Two runners who posted top times have been stripped of their Vancouver Sun Run results and banned from competing in future after they were found to have cheated in this year’s 10-kilometre event.
“It’s very disheartening and discouraging to think that an event like this — that is really about participation, community and just getting out and challenging yourself — can be marred by people who cheat and think it’s OK to do that,” said Jamie Pitblado, vice-president of promotions and community investment for The Province and The Sun.
Pitblado said two people reported Vancouver’s Neena Cheema to run organizers, and one reported Richmond’s Mohammed Razak. Cheema had placed first in the women’s 50 to 54 age category with a time of 41:44, while Razak placed first in the men’s 55 to 59 category with a time of 36:35.
The whistleblowers believe Cheema and Razak may have taken shortcuts to skip sections of the race. After examining video evidence and run-time calculations, Pitblado notified both runners that they would be stripped of their medals and barred from the event for life. He noted neither one argued with the findings.

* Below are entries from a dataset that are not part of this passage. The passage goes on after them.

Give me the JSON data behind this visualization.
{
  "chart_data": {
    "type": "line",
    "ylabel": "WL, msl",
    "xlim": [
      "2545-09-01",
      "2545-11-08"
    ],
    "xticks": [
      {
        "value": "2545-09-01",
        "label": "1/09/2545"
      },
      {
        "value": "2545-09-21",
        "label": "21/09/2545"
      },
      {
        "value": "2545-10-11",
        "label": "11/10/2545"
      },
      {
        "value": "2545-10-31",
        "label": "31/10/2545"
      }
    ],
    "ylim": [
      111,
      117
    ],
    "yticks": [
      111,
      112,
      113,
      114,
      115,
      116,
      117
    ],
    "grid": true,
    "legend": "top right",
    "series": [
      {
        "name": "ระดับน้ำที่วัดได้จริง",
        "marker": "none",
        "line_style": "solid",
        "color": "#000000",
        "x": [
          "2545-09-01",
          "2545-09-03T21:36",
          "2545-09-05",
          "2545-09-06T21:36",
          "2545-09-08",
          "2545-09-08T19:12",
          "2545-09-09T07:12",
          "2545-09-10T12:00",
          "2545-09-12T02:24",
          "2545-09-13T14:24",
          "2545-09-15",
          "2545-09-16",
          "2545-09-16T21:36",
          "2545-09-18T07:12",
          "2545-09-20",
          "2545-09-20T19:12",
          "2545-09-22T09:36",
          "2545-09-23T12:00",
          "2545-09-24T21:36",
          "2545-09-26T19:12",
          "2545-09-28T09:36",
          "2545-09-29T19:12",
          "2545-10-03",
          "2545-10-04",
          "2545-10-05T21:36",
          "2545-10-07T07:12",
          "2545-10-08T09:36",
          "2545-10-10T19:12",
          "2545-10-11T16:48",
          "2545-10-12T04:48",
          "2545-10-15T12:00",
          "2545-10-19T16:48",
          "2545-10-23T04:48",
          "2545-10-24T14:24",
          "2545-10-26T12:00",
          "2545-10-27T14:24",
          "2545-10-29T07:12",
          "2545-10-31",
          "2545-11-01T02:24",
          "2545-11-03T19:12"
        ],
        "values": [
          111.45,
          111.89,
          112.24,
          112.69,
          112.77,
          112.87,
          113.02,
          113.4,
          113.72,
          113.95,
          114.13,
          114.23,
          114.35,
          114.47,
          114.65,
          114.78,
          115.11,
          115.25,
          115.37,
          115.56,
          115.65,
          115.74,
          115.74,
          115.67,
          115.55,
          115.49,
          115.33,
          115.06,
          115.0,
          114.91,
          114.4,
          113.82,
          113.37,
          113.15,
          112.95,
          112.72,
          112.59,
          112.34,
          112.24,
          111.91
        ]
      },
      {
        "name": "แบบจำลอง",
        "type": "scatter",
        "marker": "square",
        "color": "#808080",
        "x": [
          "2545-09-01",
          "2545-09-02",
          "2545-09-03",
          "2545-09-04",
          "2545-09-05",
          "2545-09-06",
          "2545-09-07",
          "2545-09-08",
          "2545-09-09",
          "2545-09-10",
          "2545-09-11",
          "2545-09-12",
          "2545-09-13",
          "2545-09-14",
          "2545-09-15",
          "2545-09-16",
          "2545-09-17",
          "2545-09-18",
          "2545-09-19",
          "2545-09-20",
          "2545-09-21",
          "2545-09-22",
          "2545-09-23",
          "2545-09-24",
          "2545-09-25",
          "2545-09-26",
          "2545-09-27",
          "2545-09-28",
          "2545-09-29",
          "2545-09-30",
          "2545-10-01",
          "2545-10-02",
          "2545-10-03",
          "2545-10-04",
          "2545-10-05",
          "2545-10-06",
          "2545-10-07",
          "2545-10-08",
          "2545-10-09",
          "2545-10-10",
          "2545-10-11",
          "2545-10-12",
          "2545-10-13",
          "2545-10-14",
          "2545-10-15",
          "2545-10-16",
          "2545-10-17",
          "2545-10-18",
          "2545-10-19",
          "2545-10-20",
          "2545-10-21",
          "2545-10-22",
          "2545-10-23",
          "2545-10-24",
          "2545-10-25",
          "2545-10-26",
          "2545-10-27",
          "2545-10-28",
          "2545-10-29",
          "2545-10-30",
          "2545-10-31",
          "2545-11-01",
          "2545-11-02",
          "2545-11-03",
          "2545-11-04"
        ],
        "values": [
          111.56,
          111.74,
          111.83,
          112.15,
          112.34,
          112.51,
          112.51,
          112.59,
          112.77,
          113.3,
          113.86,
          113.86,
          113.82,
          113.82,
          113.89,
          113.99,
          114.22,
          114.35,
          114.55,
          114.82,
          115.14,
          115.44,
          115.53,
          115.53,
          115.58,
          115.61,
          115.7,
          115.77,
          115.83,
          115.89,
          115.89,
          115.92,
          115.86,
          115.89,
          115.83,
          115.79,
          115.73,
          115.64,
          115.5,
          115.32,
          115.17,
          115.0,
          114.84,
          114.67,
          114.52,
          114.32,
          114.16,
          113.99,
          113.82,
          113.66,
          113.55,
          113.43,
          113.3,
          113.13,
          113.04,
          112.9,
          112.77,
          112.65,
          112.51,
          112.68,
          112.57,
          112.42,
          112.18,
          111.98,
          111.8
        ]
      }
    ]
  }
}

Susan Gordon was one of two people who reported the incidents to organizers. By reviewing race videos and online athletic records, Gordon, 53, appears to have nabbed a racer who has repeatedly won her division in the Sun Run, allegedly by cheating.
“I hope justice will be done. There is 47,999 other people out there who are running an honest race,” she told The Province.
Gordon — who generally places top-three in the B.C. races she enters — says she always checks out her competition after races. So when she saw a woman named Neena Cheema had won her age group this year, she researched Cheema’s prior results. Cheema had first won in her age group in 2007 at the Sun Run, but didn’t have results in other races in B.C., which seemed odd, Gordon said. On top of that, she added that Cheema’s Sun Run win in 2007 appeared to be about 22 minutes faster than Cheema’s first recorded Sun Run in 2006, according to online records.
“That (kind of improvement) is highly unusual,” Gordon said.
Now suspicious, Gordon reviewed several videos of the 2013 race. But she couldn’t find Cheema in the lead group of runners on the Cambie Bridge. After reviewing the clip about 10 times, she says she spotted Cheema suddenly come up behind an older couple who were walking by the side of the bridge.
“This woman comes around wearing a heavy coat, and I thought, ‘Well that is weird, she’s walking,’” Gordon recalled.
Putting together images of Cheema walking, along with some calculations, and footage of Cheema crossing the finish, she shared the information with both her Vancouver Falcons Athletic Club race coach and her brother, also an avid runner. All were convinced that Cheema was cheating, and evidence was forwarded to race officials.
“I guess I move from fourth place into the medals (in the age class), but I was thinking of all the runners over the previous years,” Gordon said. “We work really, really hard. I’m angry for all the other runners.”
Cheema is employed at B.C. Place and was running as part of a corporate team Sunday.
Calls to Cheema went unanswered. A message left for Razak was also unreturned by press time.
Pitblado said organizers will now implement timing mats in next year’s event and onwards. The mats, which are placed on the ground throughout the course, will ‘clock-in’ runners at various points to ensure they’re keeping to the race route.